The TS-TWs I have going so far are: the aforementioned ORU Concordance, the Women Scientists in Fiction page previously mentioned (still in early stages), a collection (still in its early stages) of Worldbuilding resources, and a couple that are currently private. On the USB stick, and possibly to move on line, I have repositories of medical and scientific scraps of information, a concordance around a series of linked novellas I am working on, and a scratchpad for another writing project. Other people have been far more inventive – see the Tiddler titled ‘Examples’ on www.tiddlywiki.com.

Additional links:

  • Portable apps for Windows, for Portable Fireflox and a surprising number of others
  • Portable apps for OSX
  • My Tiddlywiki resources page on Backpack – since Google doesn’t seem to be great at indexing TWs, and most of the information and instructions for TWs are contained in TWs, I’ve realized I need to make an immediate note of where I find something – or I might never find it again. A while back I tore my hair out trying to find the plugin that would load the latest 5 tiddlers on opening.

Doing the garden

"Websites are like gardens," wrote the BMJ’s Richard Smith. "Turn your back on them
for a few weeks and they’re overrun with weeds in the form of out of
date coming events and hypertext links leading nowhere." It’s been rather longer than a few weeks, but I’m finally knuckling down to do some gardening over at my SFF site, to update the style of the website, and to consolidate and update all the various pages I have written over the years and still consider fit to print.

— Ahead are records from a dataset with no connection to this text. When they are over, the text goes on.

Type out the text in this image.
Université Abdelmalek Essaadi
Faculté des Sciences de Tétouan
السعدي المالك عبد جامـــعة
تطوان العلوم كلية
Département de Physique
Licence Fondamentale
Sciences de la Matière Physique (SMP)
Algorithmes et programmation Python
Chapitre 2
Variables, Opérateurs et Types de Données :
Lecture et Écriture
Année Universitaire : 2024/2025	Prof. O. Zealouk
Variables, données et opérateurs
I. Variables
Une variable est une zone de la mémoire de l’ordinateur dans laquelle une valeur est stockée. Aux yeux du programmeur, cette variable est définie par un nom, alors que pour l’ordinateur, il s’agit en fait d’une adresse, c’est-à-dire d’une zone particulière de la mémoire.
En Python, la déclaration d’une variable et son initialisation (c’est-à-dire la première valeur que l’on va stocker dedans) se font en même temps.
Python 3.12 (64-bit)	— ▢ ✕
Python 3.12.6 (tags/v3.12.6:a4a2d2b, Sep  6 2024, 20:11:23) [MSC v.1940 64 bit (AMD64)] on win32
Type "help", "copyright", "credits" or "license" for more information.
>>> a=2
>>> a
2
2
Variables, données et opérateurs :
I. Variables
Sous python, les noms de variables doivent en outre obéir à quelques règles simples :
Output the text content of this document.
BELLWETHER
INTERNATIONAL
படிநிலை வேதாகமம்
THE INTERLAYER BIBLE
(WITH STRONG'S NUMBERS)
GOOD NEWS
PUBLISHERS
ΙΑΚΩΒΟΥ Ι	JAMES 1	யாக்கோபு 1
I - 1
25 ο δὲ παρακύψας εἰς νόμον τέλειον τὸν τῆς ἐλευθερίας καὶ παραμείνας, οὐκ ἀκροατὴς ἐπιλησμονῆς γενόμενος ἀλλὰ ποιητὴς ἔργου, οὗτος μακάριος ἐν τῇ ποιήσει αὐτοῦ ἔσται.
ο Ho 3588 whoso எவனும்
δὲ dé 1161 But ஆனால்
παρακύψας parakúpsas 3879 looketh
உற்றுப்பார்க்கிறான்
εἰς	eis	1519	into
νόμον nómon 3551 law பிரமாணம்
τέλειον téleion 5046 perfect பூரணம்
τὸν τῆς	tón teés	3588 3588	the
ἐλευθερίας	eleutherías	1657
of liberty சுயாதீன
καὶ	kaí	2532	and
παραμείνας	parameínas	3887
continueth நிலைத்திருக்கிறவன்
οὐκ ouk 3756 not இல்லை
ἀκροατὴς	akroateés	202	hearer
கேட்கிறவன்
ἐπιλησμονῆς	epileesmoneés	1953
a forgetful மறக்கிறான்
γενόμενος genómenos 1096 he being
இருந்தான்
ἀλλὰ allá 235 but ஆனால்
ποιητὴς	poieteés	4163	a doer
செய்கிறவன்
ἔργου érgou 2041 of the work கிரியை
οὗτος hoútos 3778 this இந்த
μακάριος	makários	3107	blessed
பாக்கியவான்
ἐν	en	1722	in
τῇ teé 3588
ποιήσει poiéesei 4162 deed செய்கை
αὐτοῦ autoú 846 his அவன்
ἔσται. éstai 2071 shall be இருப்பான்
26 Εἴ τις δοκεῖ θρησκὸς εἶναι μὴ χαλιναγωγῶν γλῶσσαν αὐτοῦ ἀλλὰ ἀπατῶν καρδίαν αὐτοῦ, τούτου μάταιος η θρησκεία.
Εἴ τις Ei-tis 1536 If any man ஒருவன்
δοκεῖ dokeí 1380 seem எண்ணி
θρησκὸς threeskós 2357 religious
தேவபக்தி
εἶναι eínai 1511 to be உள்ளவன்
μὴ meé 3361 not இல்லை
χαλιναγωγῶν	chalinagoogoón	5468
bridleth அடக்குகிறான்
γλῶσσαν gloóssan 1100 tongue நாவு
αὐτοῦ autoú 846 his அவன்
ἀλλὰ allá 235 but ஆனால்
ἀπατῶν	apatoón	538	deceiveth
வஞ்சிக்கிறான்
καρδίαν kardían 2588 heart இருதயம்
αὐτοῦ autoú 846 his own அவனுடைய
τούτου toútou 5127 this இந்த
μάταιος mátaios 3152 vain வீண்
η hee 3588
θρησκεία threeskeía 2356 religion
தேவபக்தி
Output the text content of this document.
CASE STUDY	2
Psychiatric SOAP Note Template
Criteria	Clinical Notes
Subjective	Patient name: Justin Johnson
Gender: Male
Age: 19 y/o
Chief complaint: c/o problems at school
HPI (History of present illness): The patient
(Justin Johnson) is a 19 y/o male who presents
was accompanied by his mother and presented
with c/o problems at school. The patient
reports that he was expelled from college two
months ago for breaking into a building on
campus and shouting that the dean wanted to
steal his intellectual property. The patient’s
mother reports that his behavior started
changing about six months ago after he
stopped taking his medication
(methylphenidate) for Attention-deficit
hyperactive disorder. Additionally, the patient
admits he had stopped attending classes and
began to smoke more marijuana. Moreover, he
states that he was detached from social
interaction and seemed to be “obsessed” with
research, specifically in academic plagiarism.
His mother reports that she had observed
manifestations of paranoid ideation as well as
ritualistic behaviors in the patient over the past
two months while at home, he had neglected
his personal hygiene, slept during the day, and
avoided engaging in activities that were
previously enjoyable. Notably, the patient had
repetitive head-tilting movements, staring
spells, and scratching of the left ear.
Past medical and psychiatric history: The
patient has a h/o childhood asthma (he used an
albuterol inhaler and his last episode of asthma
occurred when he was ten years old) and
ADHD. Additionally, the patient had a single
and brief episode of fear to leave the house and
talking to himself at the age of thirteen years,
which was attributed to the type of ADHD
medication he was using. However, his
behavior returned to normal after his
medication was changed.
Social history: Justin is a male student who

It was actually 1997 that I applied myself to finding out what HTML was all about, perusing books on HTML in the reading room of the alas-now-closed National Science Library of Edinburgh, and built my first web-page, with the help of my notes and the NCSA’s classic "Beginner’s Guide to HTML", so that almost qualifies me as a senior netizen. The growth of technologies and creativity has been extraordinary – I certainly can’t claim to have kept up. Unfortunately, corruption, exploitation and pollution have also grown apace, but that’s a topic for another post.